Developing a locomotive simulation system
Railroad locomotive departments need locomotive planning systems to make strategic decisions related to fleet sizing, fleet mix, shop locations, capacities and capabilities. We developed a simulation system to meet this need for CSX Transportation.
With the variability inherent in train operations and locomotive operations, railroads needed to determine the optimal locomotive fleet size and mix to achieve a specific on-time train departure performance.
Large freight railroads in the United States own several thousand locomotives to power the thousands of trains they operate every day. When trains run late or are cancelled, locomotives become unavailable to run other trains. Locomotives also visit shops for fueling, scheduled maintenance and repairs. With the variability inherent in train operations (with late or cancelled trains) and locomotive operations (with late locomotives or breakdown of locomotives), railroads needed to determine the optimal locomotive fleet size and mix to achieve a specific on-time train departure performance. They also needed to identify ideal shop locations, capacities and capabilities, as well as the impact of different operating practices on locomotive productivity and utilization. To answer these questions, the planners required a simulation system that realistically modeled the movement of locomotives in the train network. CSX Transportation hired Optym to build this simulation system.

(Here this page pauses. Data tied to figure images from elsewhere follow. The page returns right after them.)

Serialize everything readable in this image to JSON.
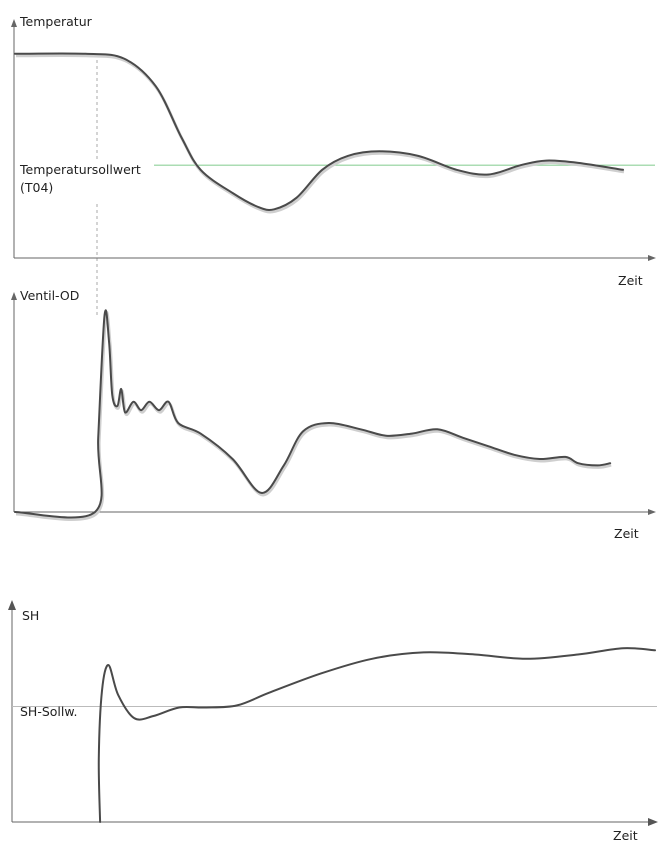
{
  "charts": {
    "temperature": {
      "ylabel": "Temperatur",
      "xlabel": "Zeit",
      "setpoint_line1": "Temperatursollwert",
      "setpoint_line2": "(T04)"
    },
    "valve": {
      "ylabel": "Ventil-OD",
      "xlabel": "Zeit"
    },
    "superheat": {
      "ylabel": "SH",
      "xlabel": "Zeit",
      "setpoint": "SH-Sollw."
    }
  },
  "colors": {
    "curve": "#4a4a4a",
    "temperature_setpoint": "#8fd19a",
    "sh_setpoint": "#bbbbbb",
    "axis": "#666666",
    "guide": "#aaaaaa"
  },
  "chart_data": [
    {
      "type": "line",
      "ylabel": "Temperatur",
      "xlabel": "Zeit",
      "annotations": [
        "Temperatursollwert",
        "(T04)"
      ],
      "series": [
        {
          "values": [
            [
              0.0,
              0.88
            ],
            [
              0.11,
              0.88
            ],
            [
              0.17,
              0.86
            ],
            [
              0.22,
              0.74
            ],
            [
              0.26,
              0.52
            ],
            [
              0.29,
              0.38
            ],
            [
              0.34,
              0.28
            ],
            [
              0.38,
              0.22
            ],
            [
              0.405,
              0.21
            ],
            [
              0.44,
              0.26
            ],
            [
              0.48,
              0.38
            ],
            [
              0.52,
              0.44
            ],
            [
              0.57,
              0.46
            ],
            [
              0.63,
              0.44
            ],
            [
              0.69,
              0.38
            ],
            [
              0.74,
              0.36
            ],
            [
              0.79,
              0.4
            ],
            [
              0.83,
              0.42
            ],
            [
              0.88,
              0.41
            ],
            [
              0.95,
              0.38
            ]
          ]
        }
      ],
      "setpoint": 0.4
    },
    {
      "type": "line",
      "ylabel": "Ventil-OD",
      "xlabel": "Zeit",
      "series": [
        {
          "values": [
            [
              0.0,
              0.0
            ],
            [
              0.125,
              0.0
            ],
            [
              0.13,
              0.35
            ],
            [
              0.14,
              0.93
            ],
            [
              0.147,
              0.8
            ],
            [
              0.152,
              0.55
            ],
            [
              0.16,
              0.5
            ],
            [
              0.166,
              0.58
            ],
            [
              0.172,
              0.47
            ],
            [
              0.185,
              0.52
            ],
            [
              0.197,
              0.48
            ],
            [
              0.21,
              0.52
            ],
            [
              0.225,
              0.48
            ],
            [
              0.24,
              0.52
            ],
            [
              0.255,
              0.42
            ],
            [
              0.29,
              0.37
            ],
            [
              0.34,
              0.25
            ],
            [
              0.385,
              0.09
            ],
            [
              0.42,
              0.22
            ],
            [
              0.45,
              0.38
            ],
            [
              0.49,
              0.42
            ],
            [
              0.54,
              0.39
            ],
            [
              0.58,
              0.36
            ],
            [
              0.62,
              0.37
            ],
            [
              0.66,
              0.39
            ],
            [
              0.7,
              0.35
            ],
            [
              0.74,
              0.31
            ],
            [
              0.78,
              0.27
            ],
            [
              0.82,
              0.25
            ],
            [
              0.86,
              0.26
            ],
            [
              0.88,
              0.23
            ],
            [
              0.91,
              0.22
            ],
            [
              0.93,
              0.23
            ]
          ]
        }
      ]
    },
    {
      "type": "line",
      "ylabel": "SH",
      "xlabel": "Zeit",
      "annotations": [
        "SH-Sollw."
      ],
      "series": [
        {
          "values": [
            [
              0.137,
              0.0
            ],
            [
              0.135,
              0.3
            ],
            [
              0.14,
              0.62
            ],
            [
              0.15,
              0.74
            ],
            [
              0.165,
              0.6
            ],
            [
              0.19,
              0.49
            ],
            [
              0.22,
              0.5
            ],
            [
              0.26,
              0.54
            ],
            [
              0.3,
              0.54
            ],
            [
              0.35,
              0.55
            ],
            [
              0.4,
              0.61
            ],
            [
              0.48,
              0.7
            ],
            [
              0.56,
              0.77
            ],
            [
              0.64,
              0.8
            ],
            [
              0.72,
              0.79
            ],
            [
              0.8,
              0.77
            ],
            [
              0.88,
              0.79
            ],
            [
              0.95,
              0.82
            ],
            [
              1.0,
              0.81
            ]
          ]
        }
      ],
      "setpoint": 0.545
    }
  ]
}
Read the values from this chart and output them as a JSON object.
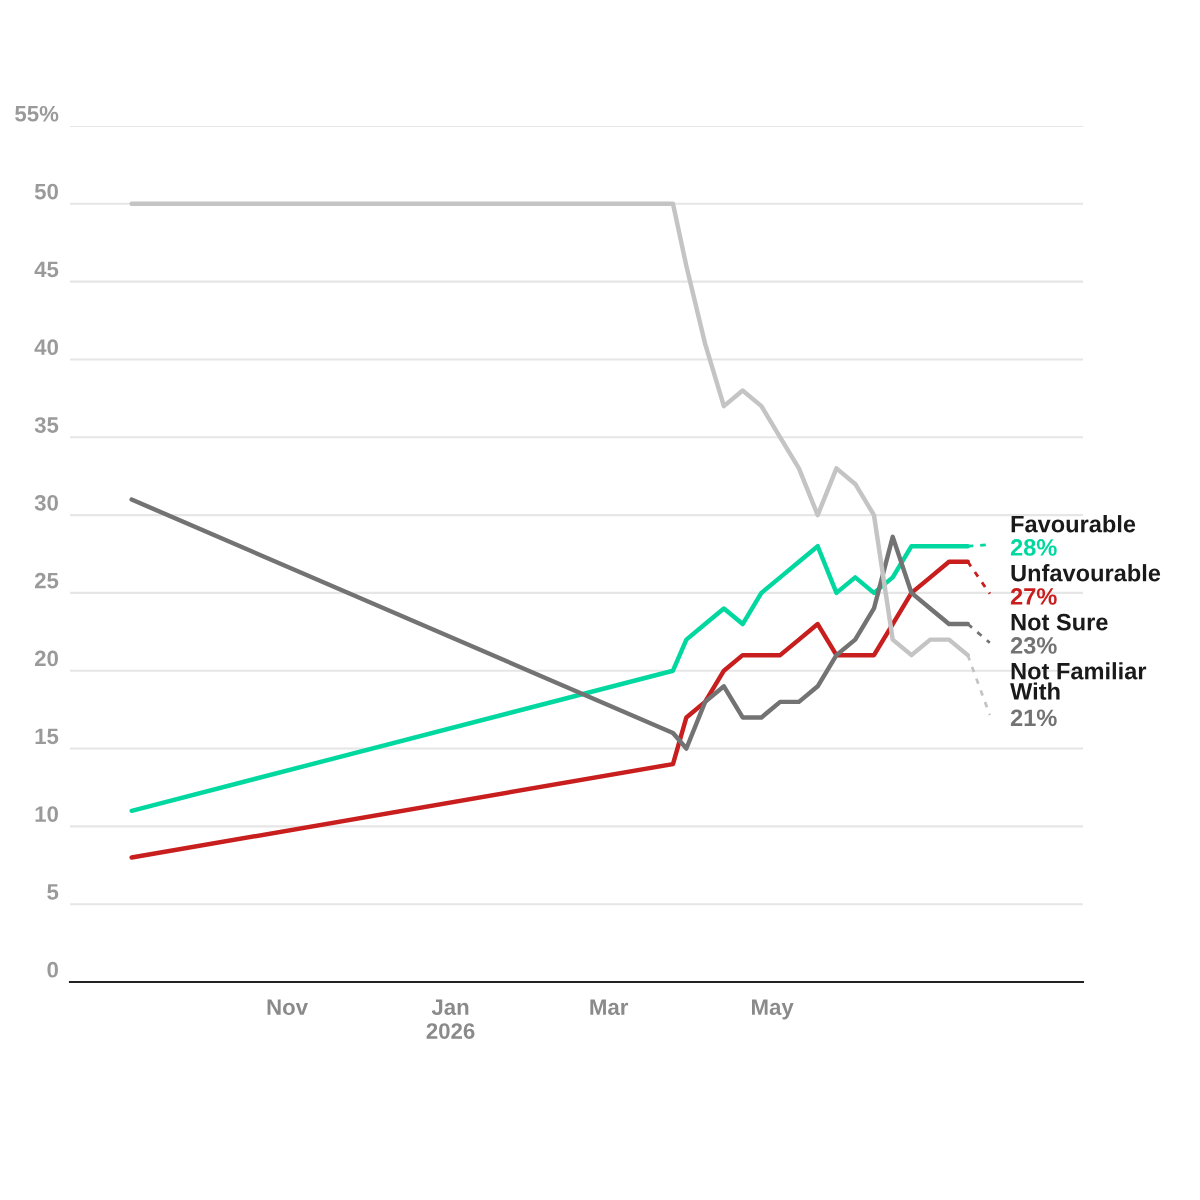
{
  "chart_data": {
    "type": "line",
    "x": [
      "2025-09-04",
      "2026-03-25",
      "2026-03-30",
      "2026-04-06",
      "2026-04-13",
      "2026-04-20",
      "2026-04-27",
      "2026-05-04",
      "2026-05-11",
      "2026-05-18",
      "2026-05-25",
      "2026-06-01",
      "2026-06-08",
      "2026-06-15",
      "2026-06-22",
      "2026-06-29",
      "2026-07-06",
      "2026-07-13"
    ],
    "series": [
      {
        "name": "Favourable",
        "color": "#00d8a0",
        "values": [
          11,
          20,
          22,
          23,
          24,
          23,
          25,
          26,
          27,
          28,
          25,
          26,
          25,
          26,
          28,
          28,
          28,
          28
        ],
        "value_labels": [
          null,
          null,
          null,
          null,
          null,
          null,
          null,
          null,
          null,
          null,
          null,
          null,
          null,
          null,
          null,
          null,
          null,
          "28%"
        ]
      },
      {
        "name": "Unfavourable",
        "color": "#c81e1e",
        "values": [
          8,
          14,
          17,
          18,
          20,
          21,
          21,
          21,
          22,
          23,
          21,
          21,
          21,
          23,
          25,
          26,
          27,
          27
        ],
        "value_labels": [
          null,
          null,
          null,
          null,
          null,
          null,
          null,
          null,
          null,
          null,
          null,
          null,
          null,
          null,
          null,
          null,
          null,
          "27%"
        ]
      },
      {
        "name": "Not Sure",
        "color": "#737373",
        "values": [
          31,
          16,
          15,
          18,
          19,
          17,
          17,
          18,
          18,
          19,
          21,
          22,
          24,
          28.6,
          25,
          24,
          23,
          23
        ],
        "value_labels": [
          null,
          null,
          null,
          null,
          null,
          null,
          null,
          null,
          null,
          null,
          null,
          null,
          null,
          null,
          null,
          null,
          null,
          "23%"
        ]
      },
      {
        "name": "Not Familiar\nWith",
        "color": "#c4c4c4",
        "values": [
          50,
          50,
          46,
          41,
          37,
          38,
          37,
          35,
          33,
          30,
          33,
          32,
          30,
          22,
          21,
          22,
          22,
          21
        ],
        "value_labels": [
          null,
          null,
          null,
          null,
          null,
          null,
          null,
          null,
          null,
          null,
          null,
          null,
          null,
          null,
          null,
          null,
          null,
          "21%"
        ]
      }
    ],
    "xlim": [
      "2025-08-12",
      "2026-08-25"
    ],
    "xticks": [
      {
        "value": "2025-11-01",
        "label": "Nov"
      },
      {
        "value": "2026-01-01",
        "label": "Jan\n2026"
      },
      {
        "value": "2026-03-01",
        "label": "Mar"
      },
      {
        "value": "2026-05-01",
        "label": "May"
      }
    ],
    "ylim": [
      0,
      55
    ],
    "yticks": [
      0,
      5,
      10,
      15,
      20,
      25,
      30,
      35,
      40,
      45,
      50,
      {
        "value": 55,
        "label": "55%"
      }
    ],
    "grid": "y",
    "legend": false,
    "marker": "none",
    "line_style": "solid"
  }
}
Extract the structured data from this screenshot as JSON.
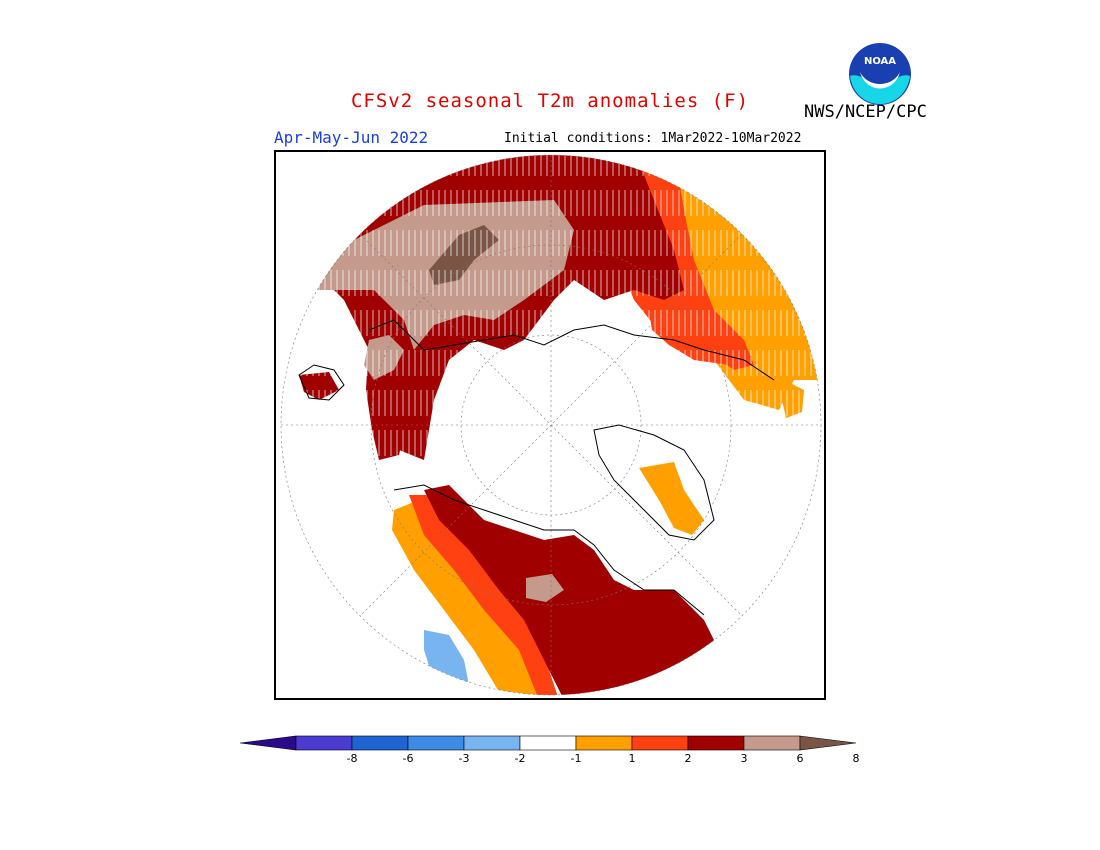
{
  "header": {
    "title": "CFSv2 seasonal T2m anomalies (F)",
    "season": "Apr-May-Jun 2022",
    "initial_conditions": "Initial conditions: 1Mar2022-10Mar2022",
    "agency": "NWS/NCEP/CPC",
    "logo_text": "NOAA"
  },
  "colors": {
    "title": "#e00000",
    "season": "#1a3fe0",
    "frame": "#000000"
  },
  "colorbar": {
    "tick_labels": [
      "-8",
      "-6",
      "-3",
      "-2",
      "-1",
      "1",
      "2",
      "3",
      "6",
      "8"
    ],
    "segments": [
      {
        "label": "-8 or below",
        "color": "#2a0a8a"
      },
      {
        "label": "-8 to -6",
        "color": "#4b3bd0"
      },
      {
        "label": "-6 to -3",
        "color": "#1e64d2"
      },
      {
        "label": "-3 to -2",
        "color": "#3c8ce6"
      },
      {
        "label": "-2 to -1",
        "color": "#78b4f0"
      },
      {
        "label": "-1 to 1",
        "color": "#ffffff"
      },
      {
        "label": "1 to 2",
        "color": "#ffa000"
      },
      {
        "label": "2 to 3",
        "color": "#ff4010"
      },
      {
        "label": "3 to 6",
        "color": "#a00000"
      },
      {
        "label": "6 to 8",
        "color": "#c49a8c"
      },
      {
        "label": "8 or above",
        "color": "#7a5546"
      }
    ]
  }
}
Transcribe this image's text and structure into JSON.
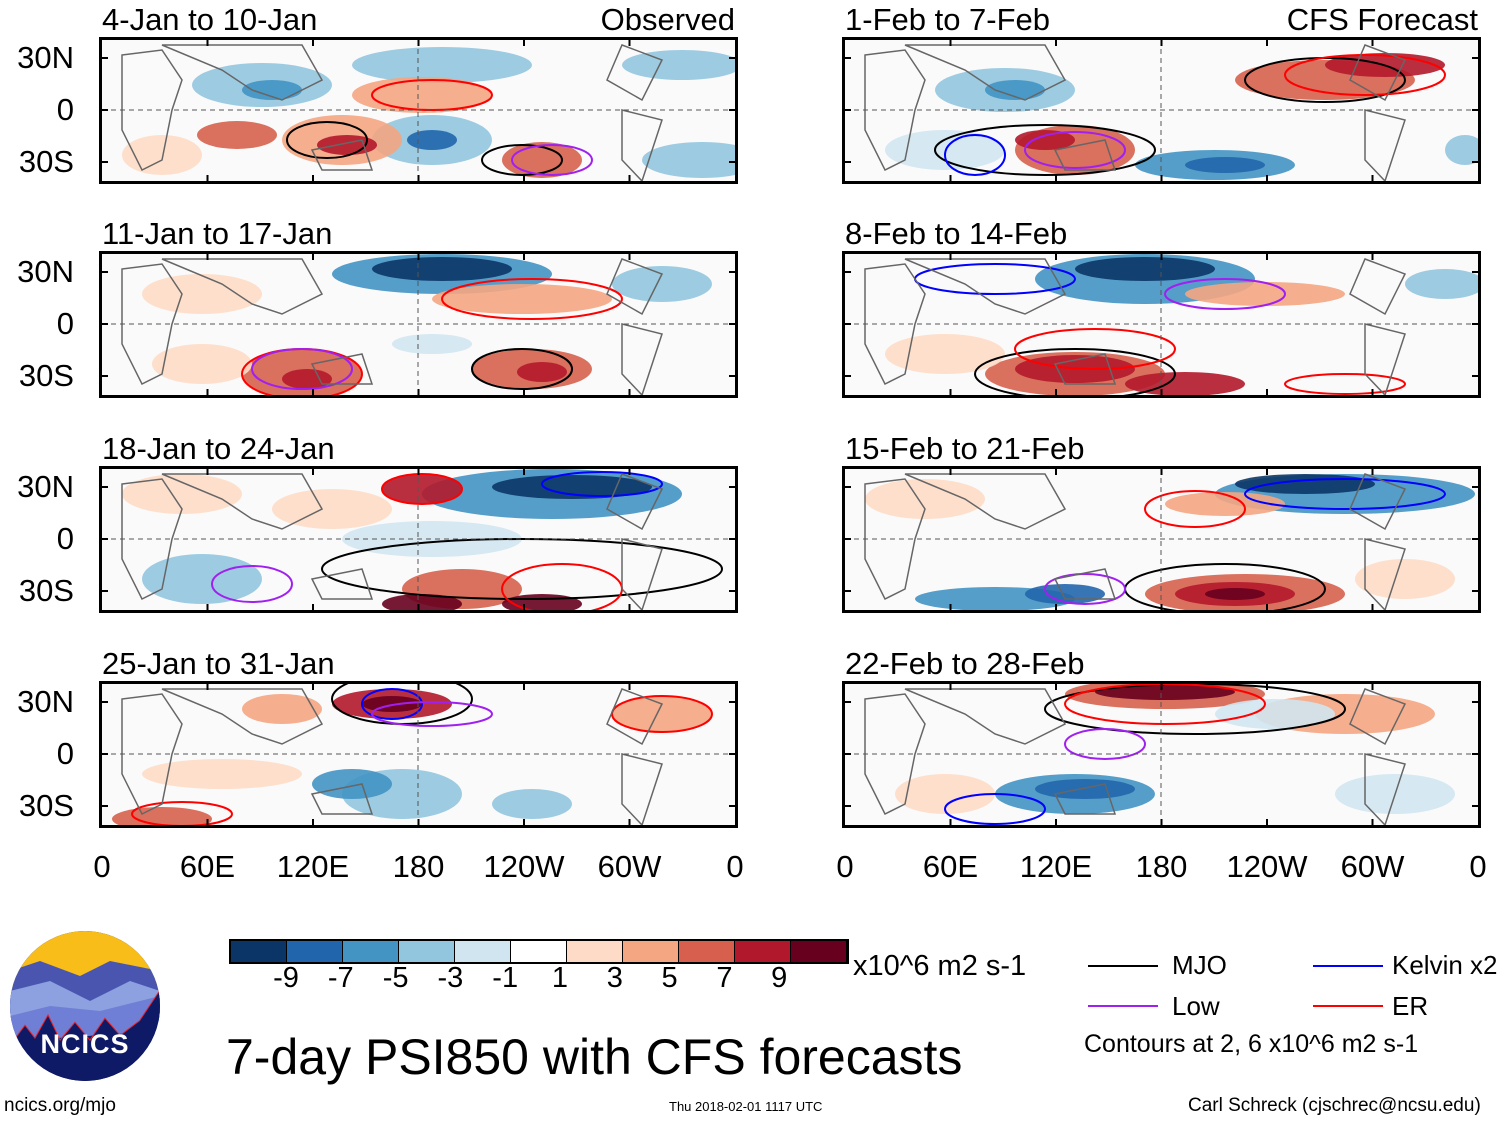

We developed a discrete event simulation system to model the randomness and movement of locomotives in the train network. This detailed simulation system modeled train delays, scheduled and breakdown locomotive maintenance and locomotive shop capacities and capabilities. After completing the simulation, we generated a variety of reports related to locomotive utilization and productivity and shop capacity utilization. We packaged the simulation engine within a decision support system, which enabled the user to change input data, run simulations and analyze simulation outputs through reports, graphs and charts. Our new platform also created multiple scenarios for storing and displaying results of different studies. We validated the simulation system by comparing the network performance statistics that it obtained with those observed in the real world. We found both to be sufficiently close.
- Assess the impact of increasing locomotive fleet size on on-time train performance
- Estimate the number of locomotives needed to meet future train requirements
- Analyze the impact of locomotive shop locations, capabilities and capacities on locomotive downtime.
Our new system has provided company management with objective and verifiable insights into locomotive productivity and efficiency.